A summary of why UX book sucks and why I hated it



1. Keyword definition on the side margin of the page

Most books put keyword definition in a colored box  before the appearance of the keyword, so the reader won’t feel clueless or puzzled when they first see the keyword. However, the UX book puts them on the side margin parallel to the keyword. Side margins are usually reserved for the reader to take notes. It’s unexpected to find important information here.

2. Preface is way too long

The preface for this book is way too long. And it looks too much like a regular chapter with subsections and bullet points. This actually makes finding the table of contents harder than usual, because it’s expected to have the table of contents in the first few pages.

3. Inserting articles looking like research papers in the middle of the chapter

Sometimes I found myself in those light blue pages, which I assume are research articles written by other people. Sometimes I don’t even know what these pages are. I’m not gonna argue whether they fit in the chapter (sometimes they are not). I just think that these articles should be made available in references or resources at the end of each chapter. Readers can have the choose to either dig in deeper to the materials by searching for and reading these articles or not. It should not be forced on to every reader. Moreover, having those articles in between subsections breaks the continuity of the contents. If you read the book in a linear fashion, it’s hard to recall what’s in the last section after finishing the article.

4. Division and naming of sub-section and sections of each chapter doesn’t not always makes sense.

For example, in chapter 16 and 17. Analysis of quantitative data and reporting them, which is closely after the first one , are divided to fit in two chapters. So the reader has to recall the information of chapter 16 in order to understand what’s going on in chapter 17.

Also for the titles of sections in chapter 16 and 17, we see the word “formative” and “qualitative” used interchangeably. But this doesn’t not justify names such as “Formative (qualitative) data analysis”, “Reporting qualitative formative results”, “formative reporting content” appearing at the same time. The inconsistency in using that term is causing confusion.

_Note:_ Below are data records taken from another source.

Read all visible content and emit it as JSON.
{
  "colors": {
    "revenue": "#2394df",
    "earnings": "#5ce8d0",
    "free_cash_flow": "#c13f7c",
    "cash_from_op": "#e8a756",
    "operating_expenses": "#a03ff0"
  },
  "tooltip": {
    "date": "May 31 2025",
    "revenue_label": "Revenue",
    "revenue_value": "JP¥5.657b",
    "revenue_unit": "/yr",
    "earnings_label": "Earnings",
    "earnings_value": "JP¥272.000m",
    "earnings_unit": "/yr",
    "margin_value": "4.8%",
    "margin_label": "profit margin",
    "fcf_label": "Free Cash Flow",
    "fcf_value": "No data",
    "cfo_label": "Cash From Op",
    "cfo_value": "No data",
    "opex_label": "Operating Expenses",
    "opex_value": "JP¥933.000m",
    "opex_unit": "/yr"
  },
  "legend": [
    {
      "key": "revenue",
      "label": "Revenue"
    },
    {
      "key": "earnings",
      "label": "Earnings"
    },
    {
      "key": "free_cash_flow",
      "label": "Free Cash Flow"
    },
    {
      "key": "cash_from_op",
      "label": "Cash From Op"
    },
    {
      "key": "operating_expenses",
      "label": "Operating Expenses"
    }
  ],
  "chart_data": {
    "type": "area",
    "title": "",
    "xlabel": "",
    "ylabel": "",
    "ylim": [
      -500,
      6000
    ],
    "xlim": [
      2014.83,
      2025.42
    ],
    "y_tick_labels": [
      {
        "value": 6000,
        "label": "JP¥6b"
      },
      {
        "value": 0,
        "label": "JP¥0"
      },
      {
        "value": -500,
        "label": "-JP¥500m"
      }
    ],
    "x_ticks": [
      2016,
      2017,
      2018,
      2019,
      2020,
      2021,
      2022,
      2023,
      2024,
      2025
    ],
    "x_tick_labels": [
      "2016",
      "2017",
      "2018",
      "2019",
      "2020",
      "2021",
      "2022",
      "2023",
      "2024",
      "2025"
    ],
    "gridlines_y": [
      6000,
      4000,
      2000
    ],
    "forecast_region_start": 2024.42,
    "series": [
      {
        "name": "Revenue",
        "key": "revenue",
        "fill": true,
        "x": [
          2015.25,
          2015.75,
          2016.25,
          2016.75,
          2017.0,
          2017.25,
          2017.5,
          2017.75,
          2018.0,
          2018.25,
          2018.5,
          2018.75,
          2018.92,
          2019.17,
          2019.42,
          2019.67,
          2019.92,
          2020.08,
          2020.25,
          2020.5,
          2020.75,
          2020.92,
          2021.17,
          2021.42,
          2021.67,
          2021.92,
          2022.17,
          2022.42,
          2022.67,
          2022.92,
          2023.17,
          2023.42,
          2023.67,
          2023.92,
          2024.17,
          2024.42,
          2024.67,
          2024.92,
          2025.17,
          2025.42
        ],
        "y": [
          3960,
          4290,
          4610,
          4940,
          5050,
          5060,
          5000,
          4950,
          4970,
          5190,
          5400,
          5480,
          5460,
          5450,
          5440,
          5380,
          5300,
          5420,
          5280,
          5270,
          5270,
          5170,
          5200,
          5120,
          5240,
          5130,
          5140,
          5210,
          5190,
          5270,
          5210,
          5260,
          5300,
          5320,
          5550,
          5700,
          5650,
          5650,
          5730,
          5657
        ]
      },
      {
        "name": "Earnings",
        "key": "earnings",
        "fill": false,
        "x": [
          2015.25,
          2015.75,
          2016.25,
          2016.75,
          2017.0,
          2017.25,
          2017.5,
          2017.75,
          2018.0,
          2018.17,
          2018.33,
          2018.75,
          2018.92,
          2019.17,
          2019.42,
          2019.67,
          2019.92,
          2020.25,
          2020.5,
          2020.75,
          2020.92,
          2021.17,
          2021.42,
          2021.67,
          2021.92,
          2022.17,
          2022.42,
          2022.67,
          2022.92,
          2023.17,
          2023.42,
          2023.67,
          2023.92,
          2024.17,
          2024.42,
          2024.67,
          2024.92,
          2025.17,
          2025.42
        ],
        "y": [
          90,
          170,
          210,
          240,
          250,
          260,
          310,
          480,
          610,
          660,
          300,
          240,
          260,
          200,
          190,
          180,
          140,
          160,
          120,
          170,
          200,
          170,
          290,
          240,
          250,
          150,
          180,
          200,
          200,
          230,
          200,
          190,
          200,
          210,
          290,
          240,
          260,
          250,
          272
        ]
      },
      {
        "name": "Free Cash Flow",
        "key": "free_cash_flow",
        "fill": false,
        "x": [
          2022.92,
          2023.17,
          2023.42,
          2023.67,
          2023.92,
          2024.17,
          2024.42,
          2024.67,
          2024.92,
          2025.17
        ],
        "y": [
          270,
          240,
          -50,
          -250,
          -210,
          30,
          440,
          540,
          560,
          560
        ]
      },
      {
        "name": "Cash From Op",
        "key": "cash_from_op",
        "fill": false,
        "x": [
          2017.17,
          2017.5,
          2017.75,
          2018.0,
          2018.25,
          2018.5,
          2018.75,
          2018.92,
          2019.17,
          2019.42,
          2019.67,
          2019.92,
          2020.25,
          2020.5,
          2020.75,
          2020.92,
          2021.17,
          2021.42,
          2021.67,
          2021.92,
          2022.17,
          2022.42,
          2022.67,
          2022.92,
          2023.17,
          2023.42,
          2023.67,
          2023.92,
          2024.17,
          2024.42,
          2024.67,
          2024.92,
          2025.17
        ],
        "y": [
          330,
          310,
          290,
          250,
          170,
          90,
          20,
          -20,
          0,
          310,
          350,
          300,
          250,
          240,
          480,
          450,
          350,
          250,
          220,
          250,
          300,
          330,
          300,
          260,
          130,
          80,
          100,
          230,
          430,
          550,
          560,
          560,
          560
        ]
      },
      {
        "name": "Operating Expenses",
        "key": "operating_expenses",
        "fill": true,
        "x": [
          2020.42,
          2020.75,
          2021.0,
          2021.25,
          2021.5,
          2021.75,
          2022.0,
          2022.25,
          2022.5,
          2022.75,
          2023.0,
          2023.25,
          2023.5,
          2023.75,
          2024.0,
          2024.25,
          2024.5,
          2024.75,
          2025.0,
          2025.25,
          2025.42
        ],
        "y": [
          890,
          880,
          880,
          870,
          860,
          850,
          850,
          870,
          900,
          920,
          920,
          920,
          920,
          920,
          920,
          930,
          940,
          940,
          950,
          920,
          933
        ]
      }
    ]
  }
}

Moreover for the example of chapter 16 and 17, shouldn’t “formative reporting content”, “formative repairing audience, needs, goals, and context of use” be a sub-section of “reporting qualitative formative results”. This happens very often throughout the book. The naming of sub-section is actually worse. Most subsections should definitely not be under the same section title. This has happened in every chapter I read throughout the semester. And this is the most unbearable issue I have with this book.

To sum up this problem, the reader should be able to look at the table of content and know what to expect in each subsection of a chapter without actually reading them. There should be a clear logical thread going on in titles. If not, then some of the contents are probably not belong there.

5. The book goes into so much detail into things that we couldn’t care less.

Some of the suggestions are just an insult to the reader’s ability to make sensible decisions and come up with valid ideas. We have not signed the right for the author to point finger in everything that we do in UX by purchasing the book. And I certainly don’t agree that the way the author promotes is the best way of doing it or what it seems the only way to do it in the reading.

6. Hard to distinguish between section titles, sub-section titles, and bullet points.

Section titles, sub-section titles, and bullet points all look the same to me. I noticed that some of them are bold and upper case, and some of them are italic, but the differences are too subtle. I expect large differences in font size or even color.



One thought on “A summary of why UX book sucks and why I hated it

  1. OK, but you realized that they can see this post if they are interested, so anonymity is not really guaranteed. I personally think it’s good to stand behind your critique, but if you wish to remain anonymous, then send this to me in an email and delete this post.